To evaluate the effectiveness of the outlier detection method, precision (P), recall (R), and balanced score (F1), defined as follows, are used to illustrate the test results.

P = \frac{T P}{T P + F P},

(7)

R = \frac{T P}{T P + F N},

(8)

F 1 = 2 \times \frac{P \times R}{P + R},

(9)

Precision is also called the positive predictive value, and recall is also called sensitivity or the true positive rate. F1 score is the harmonic mean of precision and sensitivity, which is considered a key criterion.

4.2.2. Data Interpolation

We applied the method to three CTD measurements, temperature, conductivity, and pressure, to evaluate the proposed data interpolation method. Data interpolation are used in outliers and data gaps.
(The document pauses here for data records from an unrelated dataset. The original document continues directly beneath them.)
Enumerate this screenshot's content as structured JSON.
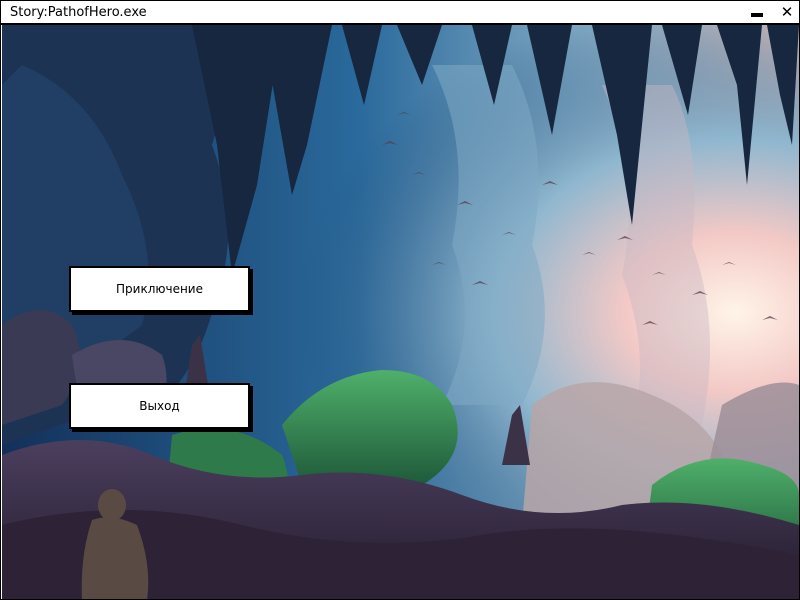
{
  "window": {
    "title": "Story:PathofHero.exe"
  },
  "menu": {
    "adventure_label": "Приключение",
    "exit_label": "Выход"
  },
  "colors": {
    "cave_dark": "#1b2a4a",
    "cave_blue": "#2f6f9e",
    "light_glow": "#f6d6c2",
    "moss_green": "#2f8a4f",
    "rock_purple": "#4a3f5a"
  },
  "icons": {
    "minimize": "minimize-icon",
    "close": "close-icon"
  }
}
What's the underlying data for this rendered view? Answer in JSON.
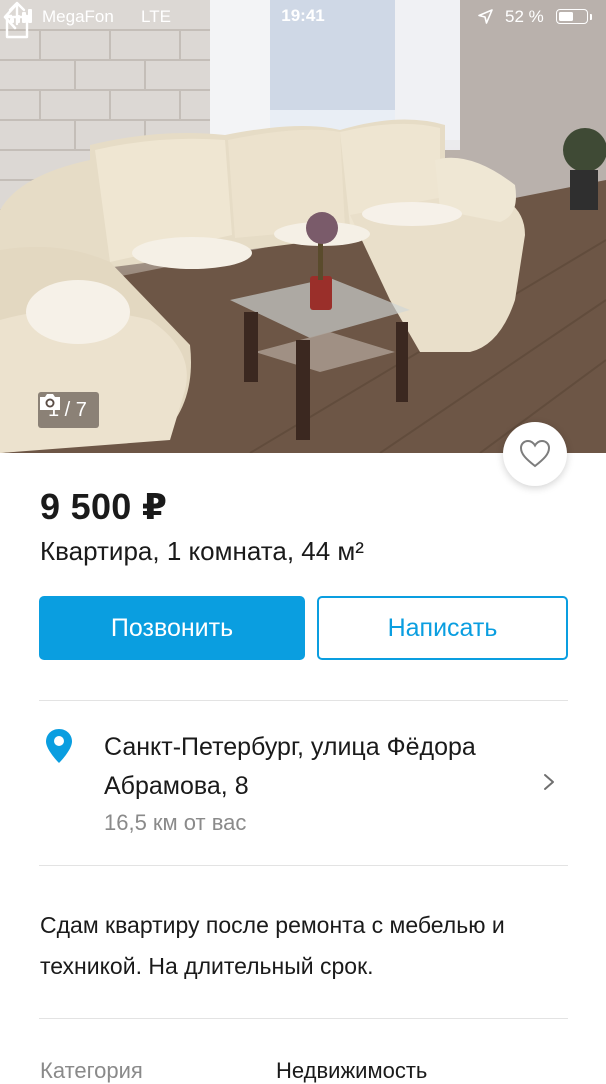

Thus, the method must satisfy two kinds of data interpolation: single-point and successive multipoint interpolation.

For single point interpolation, 3000 data points are chosen randomly in each measurement, and the method is applied to generate 3000 interpolated values. For successive multipoint interpolation, i.e., data gap, 100 time-gap start points are chosen randomly in each measurement, and 30 data values are generated by an interpolation method followed by those start points. Those data points are included only if there are no outliers and missing data appears around them, which ensures accurate input data for interpolation and that the actual data value exists for comparison.
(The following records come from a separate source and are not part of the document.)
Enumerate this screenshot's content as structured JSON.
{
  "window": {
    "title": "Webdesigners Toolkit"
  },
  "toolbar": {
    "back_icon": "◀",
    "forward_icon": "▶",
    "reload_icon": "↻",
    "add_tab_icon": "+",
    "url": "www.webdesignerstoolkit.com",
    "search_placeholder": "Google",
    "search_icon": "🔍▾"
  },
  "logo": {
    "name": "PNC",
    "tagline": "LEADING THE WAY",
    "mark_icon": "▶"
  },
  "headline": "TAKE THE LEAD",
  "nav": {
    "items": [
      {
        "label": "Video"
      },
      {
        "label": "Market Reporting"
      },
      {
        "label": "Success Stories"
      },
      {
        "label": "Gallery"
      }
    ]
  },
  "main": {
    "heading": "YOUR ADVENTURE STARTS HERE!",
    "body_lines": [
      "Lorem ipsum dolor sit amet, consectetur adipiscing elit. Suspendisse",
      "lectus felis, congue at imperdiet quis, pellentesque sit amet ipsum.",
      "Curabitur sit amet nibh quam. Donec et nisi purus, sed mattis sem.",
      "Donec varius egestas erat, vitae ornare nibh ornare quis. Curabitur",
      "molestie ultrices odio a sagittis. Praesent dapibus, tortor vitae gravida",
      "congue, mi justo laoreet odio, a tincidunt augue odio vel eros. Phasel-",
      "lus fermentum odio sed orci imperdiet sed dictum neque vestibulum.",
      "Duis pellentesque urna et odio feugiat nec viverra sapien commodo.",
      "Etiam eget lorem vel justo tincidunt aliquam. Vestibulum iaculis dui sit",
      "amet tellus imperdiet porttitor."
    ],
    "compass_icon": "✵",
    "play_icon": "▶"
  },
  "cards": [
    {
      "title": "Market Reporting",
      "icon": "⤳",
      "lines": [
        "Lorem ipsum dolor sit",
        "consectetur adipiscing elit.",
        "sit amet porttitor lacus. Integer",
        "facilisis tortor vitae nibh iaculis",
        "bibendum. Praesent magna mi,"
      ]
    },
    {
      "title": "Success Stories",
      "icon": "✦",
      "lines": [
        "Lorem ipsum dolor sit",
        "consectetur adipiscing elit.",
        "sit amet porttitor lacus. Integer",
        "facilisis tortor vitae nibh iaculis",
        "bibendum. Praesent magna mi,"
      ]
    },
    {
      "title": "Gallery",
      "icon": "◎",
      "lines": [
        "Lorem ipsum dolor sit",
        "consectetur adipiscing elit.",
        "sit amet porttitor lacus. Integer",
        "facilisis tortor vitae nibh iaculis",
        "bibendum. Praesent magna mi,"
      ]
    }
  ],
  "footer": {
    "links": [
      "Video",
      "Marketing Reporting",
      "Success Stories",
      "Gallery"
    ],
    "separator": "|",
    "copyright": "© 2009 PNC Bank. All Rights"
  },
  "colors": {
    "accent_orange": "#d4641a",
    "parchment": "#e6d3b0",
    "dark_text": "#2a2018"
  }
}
In this paper, we use three criteria to evaluate the proposed data interpolation method: the mean absolute percentage error (MAPE), mean absolute error (MAE), and root mean square error (RMSE). These criteria are calculated as follows:

MAPE = \frac{1}{n} \sum_{i = 1}^{n} | \frac{x_{i} (t) - {\hat{x}}_{i} (t)}{x_{i} (t)} | \times 100 %,

(10)

MAE = \frac{1}{n} \sum_{i = 1}^{n} | e (i) |,

(11)

RMSE = \sqrt{\frac{1}{n} \sum_{i = 1}^{n} e^{2} (i)},

(12)

in which

e (i) = x_{i} - {\hat{x}}_{i}

,

x_{i}

is the actual observed data, and

{\hat{x}}_{i}

is the interpolated value.

The MAPE is used widely as the basic parameter in such evaluations [46] and is defined as the mean of the absolute percentage differences between the interpolated data value and original observed data. Therefore, the MAPE is considered a key criterion in this paper for evaluating the effectiveness of the interpolation method.

5. Results and Discussion

Results were described in this section according to the application of the proposed method for the Xiaoqushan Seafloor Observatory. Firstly, the general pretest was applied to all test data before outlier detection and data interpolation. For stuck value tolerance, we set the duration of consecutive equal values as 5 min, and the corresponding allowable stuck value data points numbers are 38 and 30 for pH and CTD, respectively. The largest time gap allowed in the data interpolation is 10 min. The general pretest results show that the repeated redundant data point rate in the test pH data set is 3.45%, and the number is 5.16% in the test CTD data. There is no stuck value in the test dataset, but the occurrence of data gaps is relatively high in both the pH and CTD data.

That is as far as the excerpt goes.